The three most senior members of the British administration in the North -- Secretary of State Peter Hain, NIO Permanent Under Secretary Jonathan Phillips and the head of the civil service Nigel Hamilton have been cited at the centre of the probe.
The case emerged during a judicial review taken by the widow of plastic bullet victim Sean Downes challenging the British Secretary of State's appointment of an RUC widow as interim Victims' Commissioner.
The court ruled that the appointment of Bertha McDougall had been motivated by improper political considerations and did not meet the standards required for public appointments. During the review Hain and NIO officials were castigated by the judge for providing incorrect and misleading information to the court. Judge Girvan called for an immediate inquiry.
Following the review, court papers were referred to the British Attorney General, whose function is to oversee the administration of justice.
"If incorrect and misleading information was deliberately given to put the applicant on a false trail then prima facie that conduct would fall within the concept of perverting the course of justice," said Judge Girvan.
"If, in the course of the substantive judicial review itself, there was a deliberate attempt to mislead the court, the same would be true," said the judge.
Girvan has compiled 67 key questions that need to be addressed by any inquiry. They include questioning who supplied information that was compiled in the letter from the OFMDFM and who decided Bertha McDougall was the best candidate.

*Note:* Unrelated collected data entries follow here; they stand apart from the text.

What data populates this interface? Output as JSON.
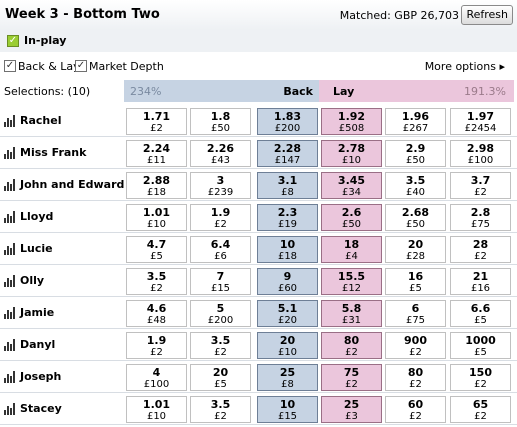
{
  "header": {
    "title": "Week 3 - Bottom Two",
    "matched": "Matched: GBP 26,703",
    "refresh_label": "Refresh"
  },
  "inplay": {
    "label": "In-play"
  },
  "options": {
    "back_lay_label": "Back & Lay",
    "market_depth_label": "Market Depth",
    "more_options_label": "More options ▸"
  },
  "market": {
    "selections_label": "Selections:  (10)",
    "back_pct": "234%",
    "back_label": "Back",
    "lay_label": "Lay",
    "lay_pct": "191.3%"
  },
  "runners": [
    {
      "name": "Rachel",
      "odds": [
        [
          "1.71",
          "£2"
        ],
        [
          "1.8",
          "£50"
        ],
        [
          "1.83",
          "£200"
        ],
        [
          "1.92",
          "£508"
        ],
        [
          "1.96",
          "£267"
        ],
        [
          "1.97",
          "£2454"
        ]
      ]
    },
    {
      "name": "Miss Frank",
      "odds": [
        [
          "2.24",
          "£11"
        ],
        [
          "2.26",
          "£43"
        ],
        [
          "2.28",
          "£147"
        ],
        [
          "2.78",
          "£10"
        ],
        [
          "2.9",
          "£50"
        ],
        [
          "2.98",
          "£100"
        ]
      ]
    },
    {
      "name": "John and Edward",
      "odds": [
        [
          "2.88",
          "£18"
        ],
        [
          "3",
          "£239"
        ],
        [
          "3.1",
          "£8"
        ],
        [
          "3.45",
          "£34"
        ],
        [
          "3.5",
          "£40"
        ],
        [
          "3.7",
          "£2"
        ]
      ]
    },
    {
      "name": "Lloyd",
      "odds": [
        [
          "1.01",
          "£10"
        ],
        [
          "1.9",
          "£2"
        ],
        [
          "2.3",
          "£19"
        ],
        [
          "2.6",
          "£50"
        ],
        [
          "2.68",
          "£50"
        ],
        [
          "2.8",
          "£75"
        ]
      ]
    },
    {
      "name": "Lucie",
      "odds": [
        [
          "4.7",
          "£5"
        ],
        [
          "6.4",
          "£6"
        ],
        [
          "10",
          "£18"
        ],
        [
          "18",
          "£4"
        ],
        [
          "20",
          "£28"
        ],
        [
          "28",
          "£2"
        ]
      ]
    },
    {
      "name": "Olly",
      "odds": [
        [
          "3.5",
          "£2"
        ],
        [
          "7",
          "£15"
        ],
        [
          "9",
          "£60"
        ],
        [
          "15.5",
          "£12"
        ],
        [
          "16",
          "£5"
        ],
        [
          "21",
          "£16"
        ]
      ]
    },
    {
      "name": "Jamie",
      "odds": [
        [
          "4.6",
          "£48"
        ],
        [
          "5",
          "£200"
        ],
        [
          "5.1",
          "£20"
        ],
        [
          "5.8",
          "£31"
        ],
        [
          "6",
          "£75"
        ],
        [
          "6.6",
          "£5"
        ]
      ]
    },
    {
      "name": "Danyl",
      "odds": [
        [
          "1.9",
          "£2"
        ],
        [
          "3.5",
          "£2"
        ],
        [
          "20",
          "£10"
        ],
        [
          "80",
          "£2"
        ],
        [
          "900",
          "£2"
        ],
        [
          "1000",
          "£5"
        ]
      ]
    },
    {
      "name": "Joseph",
      "odds": [
        [
          "4",
          "£100"
        ],
        [
          "20",
          "£5"
        ],
        [
          "25",
          "£8"
        ],
        [
          "75",
          "£2"
        ],
        [
          "80",
          "£2"
        ],
        [
          "150",
          "£2"
        ]
      ]
    },
    {
      "name": "Stacey",
      "odds": [
        [
          "1.01",
          "£10"
        ],
        [
          "3.5",
          "£2"
        ],
        [
          "10",
          "£15"
        ],
        [
          "25",
          "£3"
        ],
        [
          "60",
          "£2"
        ],
        [
          "65",
          "£2"
        ]
      ]
    }
  ],
  "colors": {
    "back": "#c6d3e3",
    "lay": "#ebc6dc"
  }
}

A spokesperson for the Attorney General confirmed that a memo had been received from Judge Girvan on Monday 20 November. The Attorney General would "now take steps to inquire into the issues the judge has raised and will announce the terms of the inquiry and who will conduct it as soon as possible".
Commenting on the Attorney General's announcement, Britain's direct ruler in the Six Counties, Peter Hain denied any wrongdoing and welcomed the inquiry.

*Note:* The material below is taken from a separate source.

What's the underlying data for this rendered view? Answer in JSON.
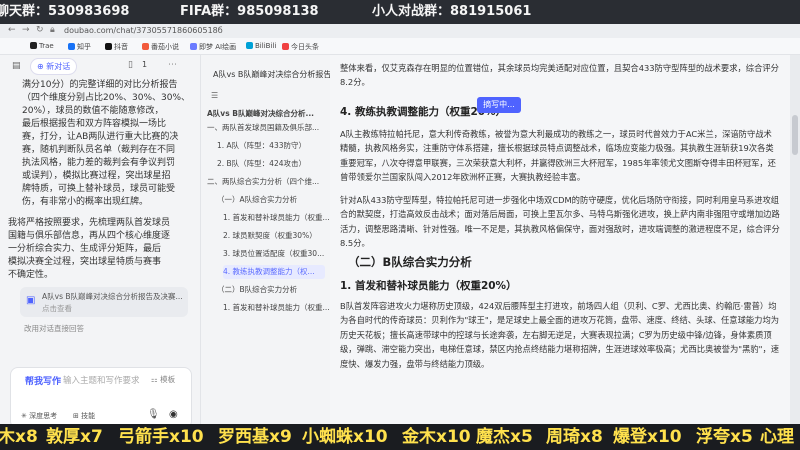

"I absolutely reject any suggestion that there was a deliberate attempt to mislead the court. I would welcome any decision by the attorney general to hold an inquiry. It will receive our full co-operation," said Hain.
Sinn Féin Spokesperson on Policing and Justice, Gerry Kelly MLA, has challenged Hain to initiate the 'immediate inquiry' ordered by the court into the cover up around his appointment of McDougall and to apologise to victims for the hurt he has caused them.
"Peter Hain's response since the court found against him in this matter shows that not only is he unrepentant about his cynical political misuse of victims' issues, but is contemptuous of any suggestion that he might have something to apologise for.
"The court found that his appointment of Mrs McDougall was a blatant political sop to the DUP and that those involved were fully aware that her appointment would not command cross-community support -- in fact they planned for this.
"Victims across the board have a right to be treated with honesty and respect. For Mr Hain to continue to insist that he was acting on behalf of victims when all the evidence shows otherwise is to compound the hurt his actions have already caused.
"If Peter Hain wants to undo the damage done by this episode he should immediately set up the inquiry demanded by the court, apologise for the hurt he has caused and set himself the task of becoming the first British Secretary of State to take victims' issues seriously by acknowledging his government's role in the recent conflict", Kelly said.